L’ancien président du TRL a insisté à plusieurs reprises tout au long de la matinée qu’aucun crime ne pouvait lui être imputé par la manière dont les affaires ont été réparties, d’autant plus qu’il n’y a aucune loi en ce sens, affirmant qu' »il n’existe aucune relation entre l’acte de distribution et l’acte de juger », et qu’il ne peut donc résulter de la distribution un favoritisme envers des tiers ou l’obtention d’avantages, comme allégué.
« Si cela était vrai, nous serions face à la terrible situation où la justice serait remise en question », a-t-il dit, ajoutant qu’aucun des juges d’appel impliqués dans les décisions en question dans ce processus n’est accusé.
Il a également argué en sa défense que le processus de distribution manuelle serait une pratique courante également dans d’autres tribunaux, ce qui a été validé par un rapport approuvé par le Conseil Supérieur de la Magistrature (CSM) en 2020, sans critiques quant à la pratique ou aucune illégalité pointée.
Il s’est également appuyé sur le CSM pour défendre son honneur, rappelant que le processus disciplinaire qui lui a été intenté pour les mêmes faits sous-jacents au procès en cours a conclu qu’il n’y a eu aucune obtention d’avantage.

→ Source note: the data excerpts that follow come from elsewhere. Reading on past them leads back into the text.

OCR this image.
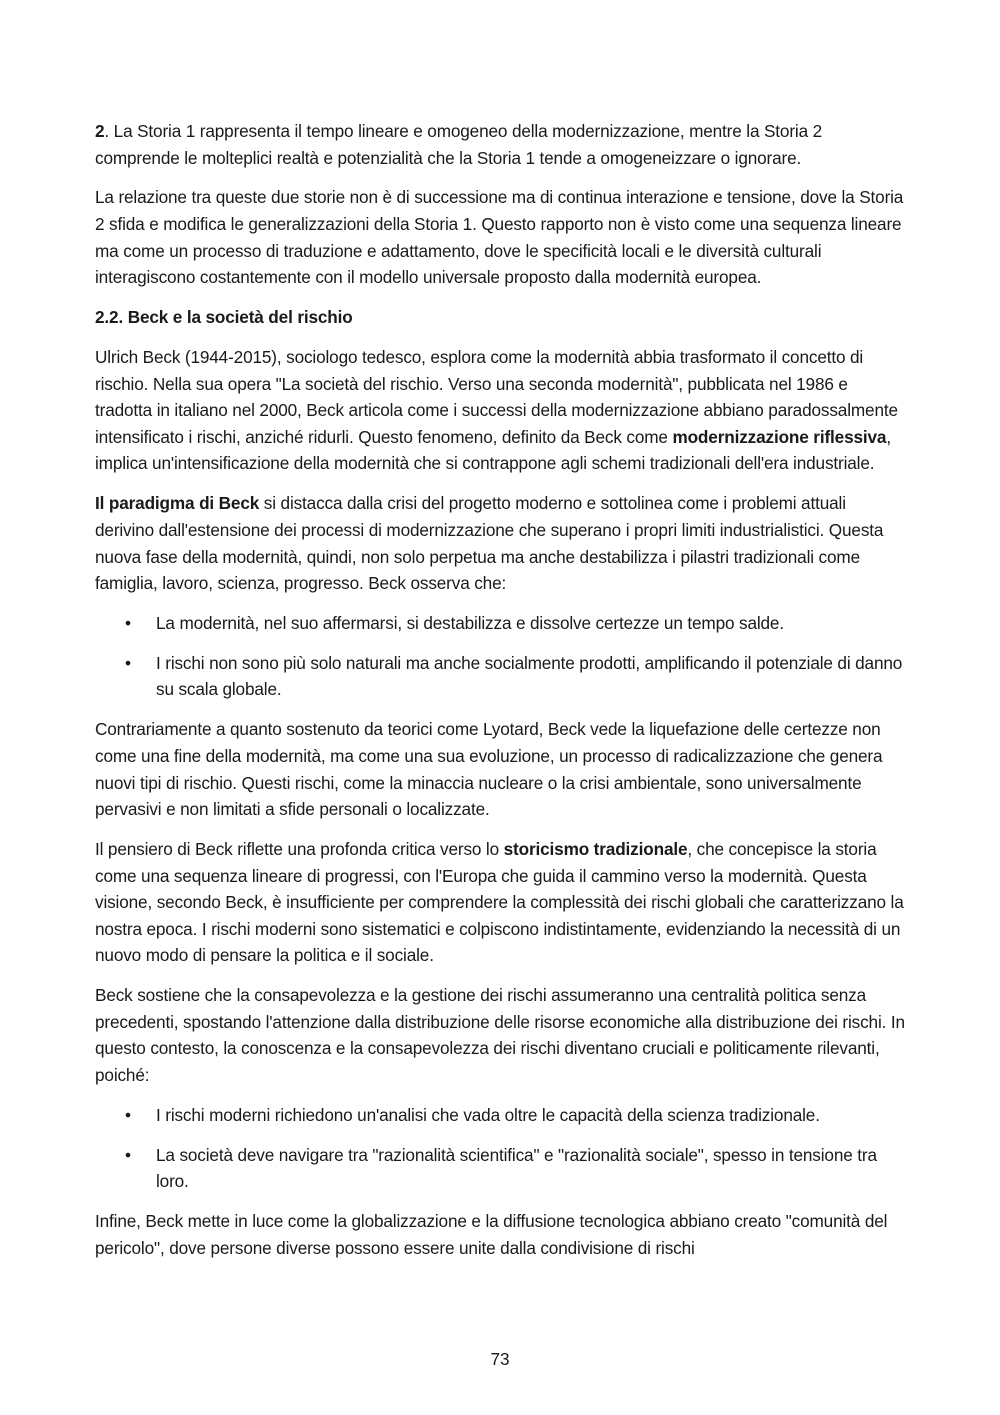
2. La Storia 1 rappresenta il tempo lineare e omogeneo della modernizzazione, mentre la Storia 2 comprende le molteplici realtà e potenzialità che la Storia 1 tende a omogeneizzare o ignorare.

La relazione tra queste due storie non è di successione ma di continua interazione e tensione, dove la Storia 2 sfida e modifica le generalizzazioni della Storia 1. Questo rapporto non è visto come una sequenza lineare ma come un processo di traduzione e adattamento, dove le specificità locali e le diversità culturali interagiscono costantemente con il modello universale proposto dalla modernità europea.

2.2. Beck e la società del rischio

Ulrich Beck (1944-2015), sociologo tedesco, esplora come la modernità abbia trasformato il concetto di rischio. Nella sua opera "La società del rischio. Verso una seconda modernità", pubblicata nel 1986 e tradotta in italiano nel 2000, Beck articola come i successi della modernizzazione abbiano paradossalmente intensificato i rischi, anziché ridurli. Questo fenomeno, definito da Beck come modernizzazione riflessiva, implica un'intensificazione della modernità che si contrappone agli schemi tradizionali dell'era industriale.

Il paradigma di Beck si distacca dalla crisi del progetto moderno e sottolinea come i problemi attuali derivino dall'estensione dei processi di modernizzazione che superano i propri limiti industrialistici. Questa nuova fase della modernità, quindi, non solo perpetua ma anche destabilizza i pilastri tradizionali come famiglia, lavoro, scienza, progresso. Beck osserva che:

• La modernità, nel suo affermarsi, si destabilizza e dissolve certezze un tempo salde.
• I rischi non sono più solo naturali ma anche socialmente prodotti, amplificando il potenziale di danno su scala globale.

Contrariamente a quanto sostenuto da teorici come Lyotard, Beck vede la liquefazione delle certezze non come una fine della modernità, ma come una sua evoluzione, un processo di radicalizzazione che genera nuovi tipi di rischio. Questi rischi, come la minaccia nucleare o la crisi ambientale, sono universalmente pervasivi e non limitati a sfide personali o localizzate.

Il pensiero di Beck riflette una profonda critica verso lo storicismo tradizionale, che concepisce la storia come una sequenza lineare di progressi, con l'Europa che guida il cammino verso la modernità. Questa visione, secondo Beck, è insufficiente per comprendere la complessità dei rischi globali che caratterizzano la nostra epoca. I rischi moderni sono sistematici e colpiscono indistintamente, evidenziando la necessità di un nuovo modo di pensare la politica e il sociale.

Beck sostiene che la consapevolezza e la gestione dei rischi assumeranno una centralità politica senza precedenti, spostando l'attenzione dalla distribuzione delle risorse economiche alla distribuzione dei rischi. In questo contesto, la conoscenza e la consapevolezza dei rischi diventano cruciali e politicamente rilevanti, poiché:

• I rischi moderni richiedono un'analisi che vada oltre le capacità della scienza tradizionale.
• La società deve navigare tra "razionalità scientifica" e "razionalità sociale", spesso in tensione tra loro.

Infine, Beck mette in luce come la globalizzazione e la diffusione tecnologica abbiano creato "comunità del pericolo", dove persone diverse possono essere unite dalla condivisione di rischi

73
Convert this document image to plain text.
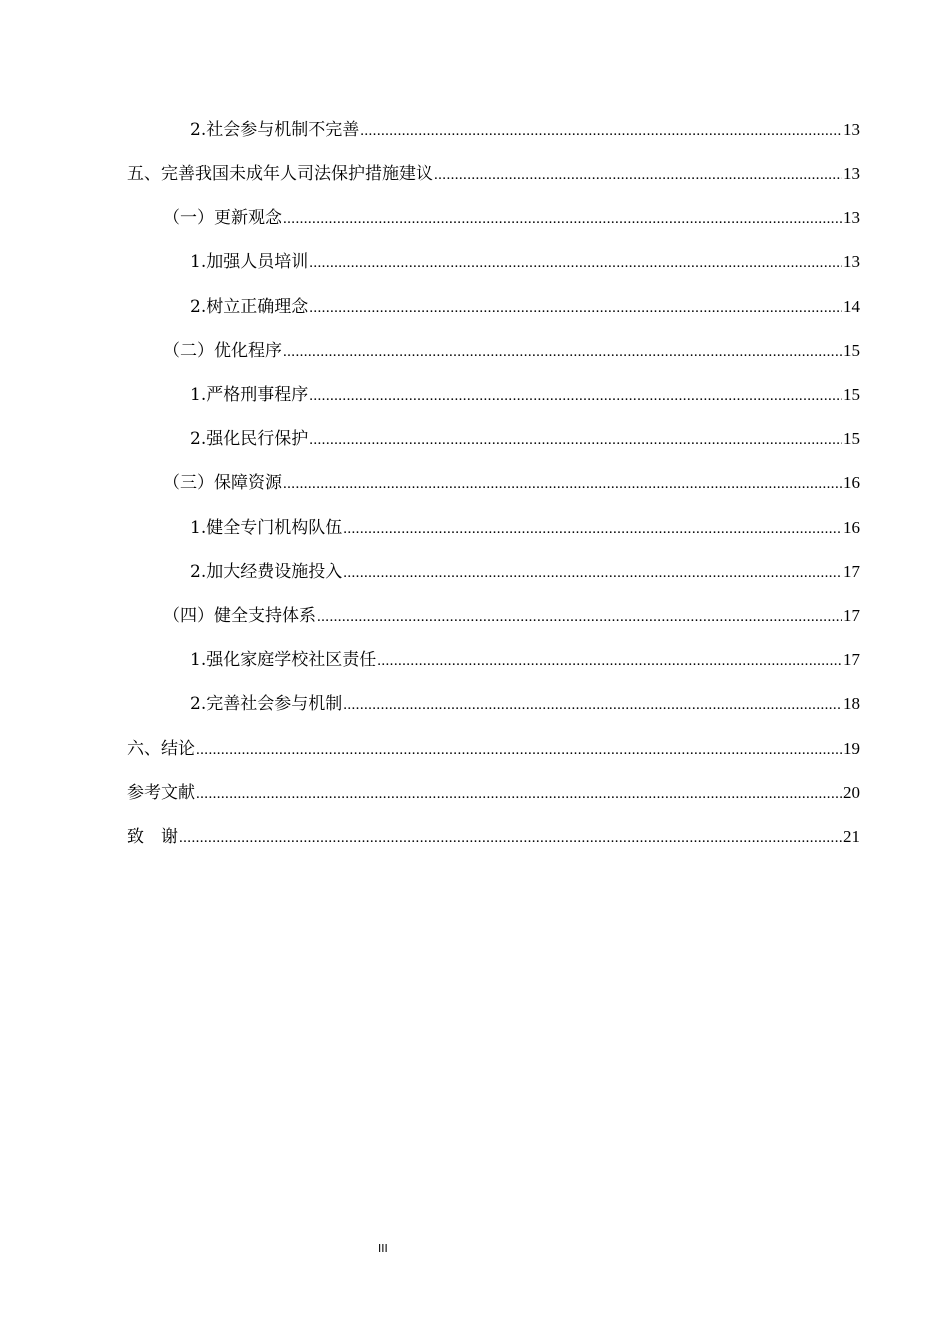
2.社会参与机制不完善 .....	13
五、完善我国未成年人司法保护措施建议 .....	13
（一）更新观念 .....	13
1.加强人员培训 .....	13
2.树立正确理念 .....	14
（二）优化程序 .....	15
1.严格刑事程序 .....	15
2.强化民行保护 .....	15
（三）保障资源 .....	16
1.健全专门机构队伍 .....	16
2.加大经费设施投入 .....	17
（四）健全支持体系 .....	17
1.强化家庭学校社区责任 .....	17
2.完善社会参与机制 .....	18
六、结论 .....	19
参考文献 .....	20
致　谢 .....	21
III
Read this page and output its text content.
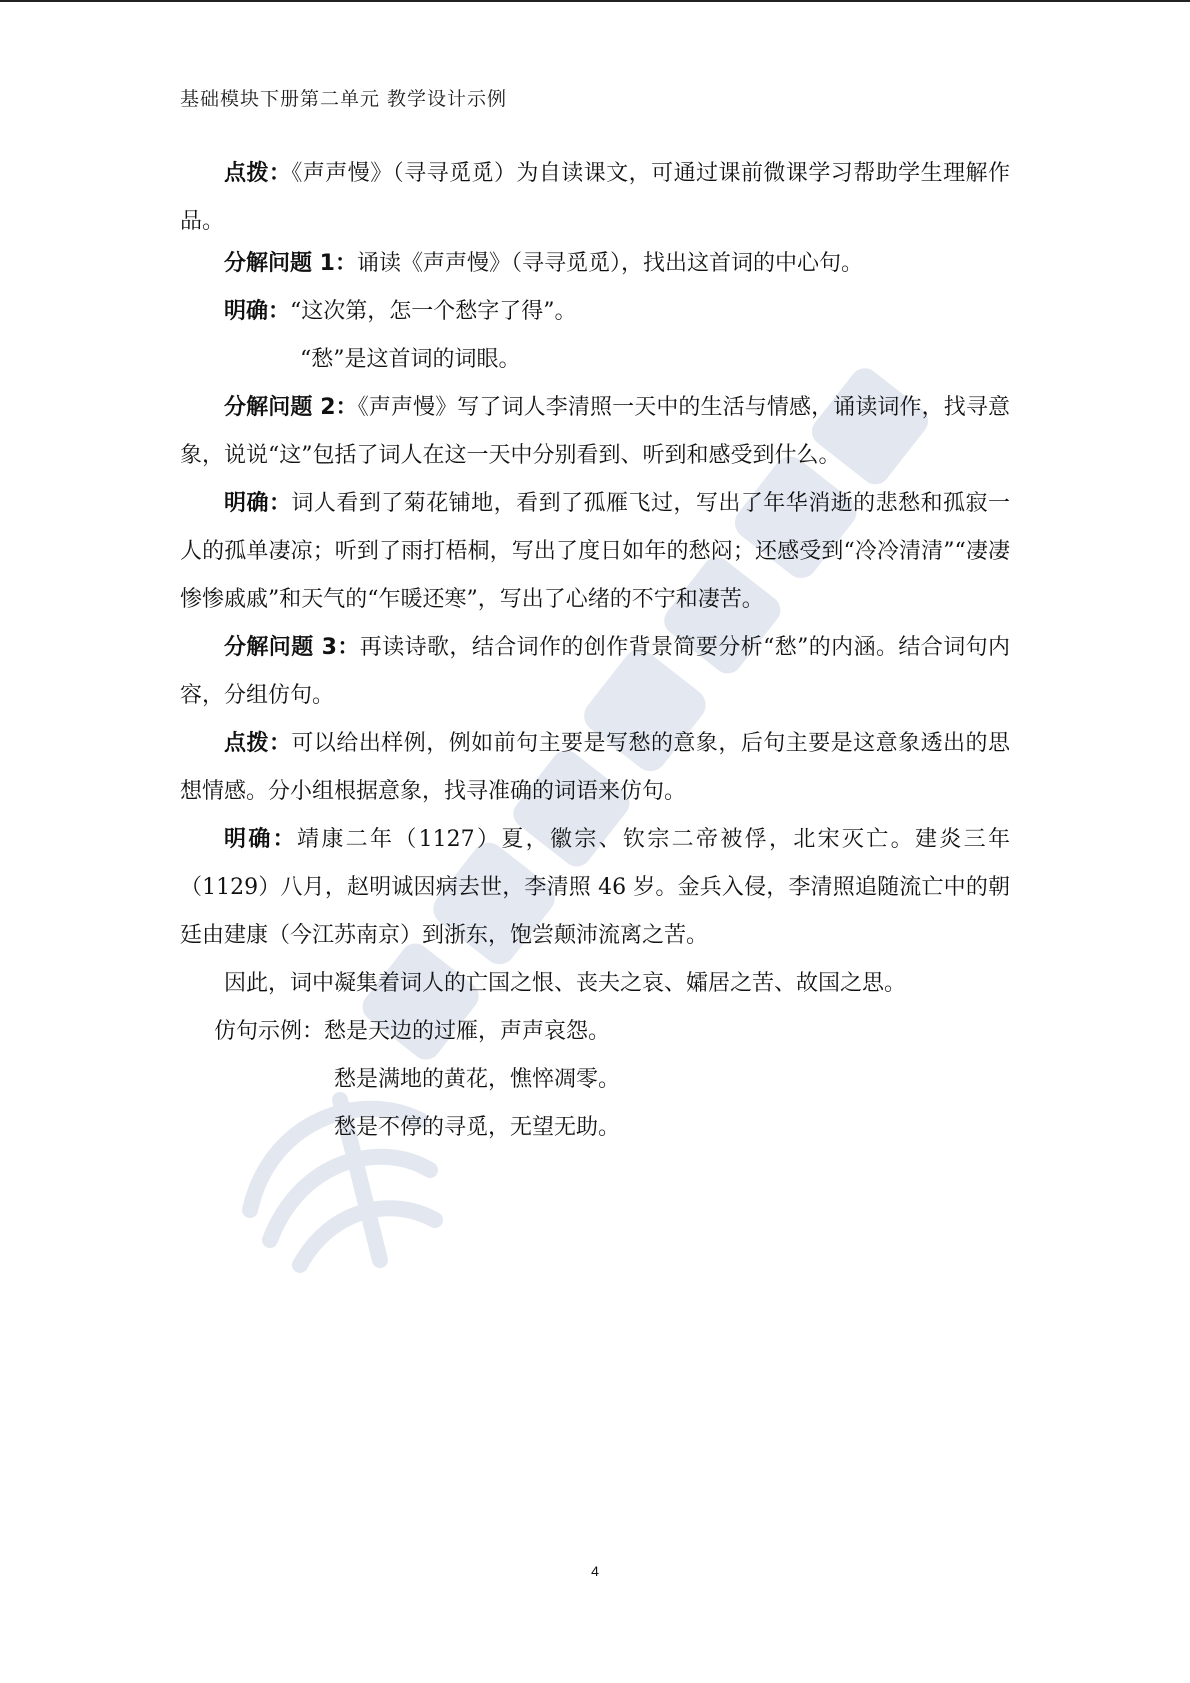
基础模块下册第二单元 教学设计示例

点拨：《声声慢》（寻寻觅觅）为自读课文，可通过课前微课学习帮助学生理解作品。

分解问题 1：诵读《声声慢》（寻寻觅觅），找出这首词的中心句。

明确：“这次第，怎一个愁字了得”。

“愁”是这首词的词眼。

分解问题 2：《声声慢》写了词人李清照一天中的生活与情感，诵读词作，找寻意象，说说“这”包括了词人在这一天中分别看到、听到和感受到什么。

明确：词人看到了菊花铺地，看到了孤雁飞过，写出了年华消逝的悲愁和孤寂一人的孤单凄凉；听到了雨打梧桐，写出了度日如年的愁闷；还感受到“冷冷清清”“凄凄惨惨戚戚”和天气的“乍暖还寒”，写出了心绪的不宁和凄苦。

分解问题 3：再读诗歌，结合词作的创作背景简要分析“愁”的内涵。结合词句内容，分组仿句。

点拨：可以给出样例，例如前句主要是写愁的意象，后句主要是这意象透出的思想情感。分小组根据意象，找寻准确的词语来仿句。

明确：靖康二年（1127）夏，徽宗、钦宗二帝被俘，北宋灭亡。建炎三年（1129）八月，赵明诚因病去世，李清照 46 岁。金兵入侵，李清照追随流亡中的朝廷由建康（今江苏南京）到浙东，饱尝颠沛流离之苦。

因此，词中凝集着词人的亡国之恨、丧夫之哀、孀居之苦、故国之思。

仿句示例：愁是天边的过雁，声声哀怨。

愁是满地的黄花，憔悴凋零。

愁是不停的寻觅，无望无助。

4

Le processus Opération Lex a été révélé le 30 janvier 2018, lorsque cinq personnes ont été arrêtées et plus de 30 perquisitions réalisées. Il a tiré son origine d’un certificat extrait du cas Opération Rota do Atlântico, impliquant l’homme d’affaires du football José Veiga, soupçonné de crimes de corruption dans le commerce international, de blanchiment d’argent, de fraude fiscale et de trafic d’influences.
Outre Luis Vaz das Neves, Rui Rangel et José Veiga sont également accusés dans ce procès, ainsi que l’ancienne juge d’appel Fatima Galante et l’ex-président du Benfica Luís Filipe Vieira, pour un total de 16 accusés.